My Sweet Al and I have the same conversation every year about our outside flowers. Which ones do we bring in for the winter, water all year and hope they make it another year or let them go back to seed?

We have lived through many seasons. Al reminded me of the years when we were first married and how he stopped by the park and picked a rose and brought it home. Or he’d pick wild daisies, put them in a blue mason jar and place them in the center of the table.

Those sweet gestures were part of past seasons and what they stood far at the time. We didn’t have much and didn’t know much, but we felt rich. We were rich. Today we are richer in understanding of life. He still beams when he brings in a couple of flowers from outside.

These days of living in flux is like a line in T.S. Eliot’s “Little Gidding”: “The moment of the rose and the moment of the yew-tree are of equal duration.”

It only takes one season for the rose to have its moment and bloom. For the yew-tree, it takes years for its moment of potential and completion.

In every seed, there is a plan. The life of the seed is activated, it brings the promise and we live in its potential. I wonder if I have lived according to the plan? It has taken many seasons for my life to unfold and to have some resemblances of who I am and what I could be.

My Sweet Al reminds me that if I see a rabbit, I have to chase it down a rabbit hole. Is that part of the plan or just another detour? I don’t know, but that’s how it is. Why did I have to chase the rabbit, and what did I find down in the rabbit’s burrow?

I looked up the definition for “rabbit hole” since all I know is Alice’s adventures. The dictionary states it is used to refer to a bizarre, confusing or nonsensical situations or environment. Typically, it’s one from which it is difficult to extricate oneself.
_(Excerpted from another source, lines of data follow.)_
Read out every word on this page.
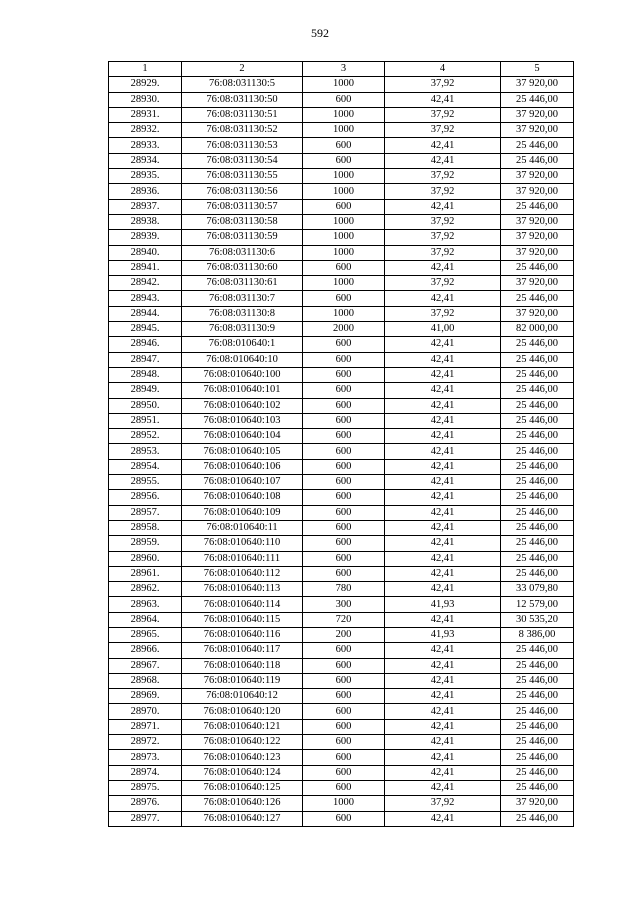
592
1	2	3	4	5
28929.	76:08:031130:5	1000	37,92	37 920,00
28930.	76:08:031130:50	600	42,41	25 446,00
28931.	76:08:031130:51	1000	37,92	37 920,00
28932.	76:08:031130:52	1000	37,92	37 920,00
28933.	76:08:031130:53	600	42,41	25 446,00
28934.	76:08:031130:54	600	42,41	25 446,00
28935.	76:08:031130:55	1000	37,92	37 920,00
28936.	76:08:031130:56	1000	37,92	37 920,00
28937.	76:08:031130:57	600	42,41	25 446,00
28938.	76:08:031130:58	1000	37,92	37 920,00
28939.	76:08:031130:59	1000	37,92	37 920,00
28940.	76:08:031130:6	1000	37,92	37 920,00
28941.	76:08:031130:60	600	42,41	25 446,00
28942.	76:08:031130:61	1000	37,92	37 920,00
28943.	76:08:031130:7	600	42,41	25 446,00
28944.	76:08:031130:8	1000	37,92	37 920,00
28945.	76:08:031130:9	2000	41,00	82 000,00
28946.	76:08:010640:1	600	42,41	25 446,00
28947.	76:08:010640:10	600	42,41	25 446,00
28948.	76:08:010640:100	600	42,41	25 446,00
28949.	76:08:010640:101	600	42,41	25 446,00
28950.	76:08:010640:102	600	42,41	25 446,00
28951.	76:08:010640:103	600	42,41	25 446,00
28952.	76:08:010640:104	600	42,41	25 446,00
28953.	76:08:010640:105	600	42,41	25 446,00
28954.	76:08:010640:106	600	42,41	25 446,00
28955.	76:08:010640:107	600	42,41	25 446,00
28956.	76:08:010640:108	600	42,41	25 446,00
28957.	76:08:010640:109	600	42,41	25 446,00
28958.	76:08:010640:11	600	42,41	25 446,00
28959.	76:08:010640:110	600	42,41	25 446,00
28960.	76:08:010640:111	600	42,41	25 446,00
28961.	76:08:010640:112	600	42,41	25 446,00
28962.	76:08:010640:113	780	42,41	33 079,80
28963.	76:08:010640:114	300	41,93	12 579,00
28964.	76:08:010640:115	720	42,41	30 535,20
28965.	76:08:010640:116	200	41,93	8 386,00
28966.	76:08:010640:117	600	42,41	25 446,00
28967.	76:08:010640:118	600	42,41	25 446,00
28968.	76:08:010640:119	600	42,41	25 446,00
28969.	76:08:010640:12	600	42,41	25 446,00
28970.	76:08:010640:120	600	42,41	25 446,00
28971.	76:08:010640:121	600	42,41	25 446,00
28972.	76:08:010640:122	600	42,41	25 446,00
28973.	76:08:010640:123	600	42,41	25 446,00
28974.	76:08:010640:124	600	42,41	25 446,00
28975.	76:08:010640:125	600	42,41	25 446,00
28976.	76:08:010640:126	1000	37,92	37 920,00
28977.	76:08:010640:127	600	42,41	25 446,00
Oh my goodness. Tell me about it; I’ve been there and have had those moments. Al is right, I have fallen in a few holes along the way, and I didn’t always come out smelling like a rose.

Another line in “Little Gidding,” Eliot wrote, “We shall not cease from exploration, and the end of all exploring will be to arrive where we started and know the place for the first time.”

What in the world does he mean as he wrapped up his poetic longings about the meaning of the rose?

I am beginning to know who I am, why I had to chase the rabbit and how I ended up in confusion and nonsensical situations. Also, I learned it takes a lot of faith in God’s words to crawl out of those deep places. At the end of all my exploring, I have come to know myself for the first time and the place I need to be.

Final brushstroke: To back up my thoughts, all the glory of man is like the flower and the flower falls away, but his Word endures forever. And the glory belongs to the Lord. I am beginning to see the fruition of the plan. I’m not chasing too many rabbits anymore. What I found about those rabbit holes is I don’t want to go down them and it’s a lot easier to do it God’s way and follow the plan.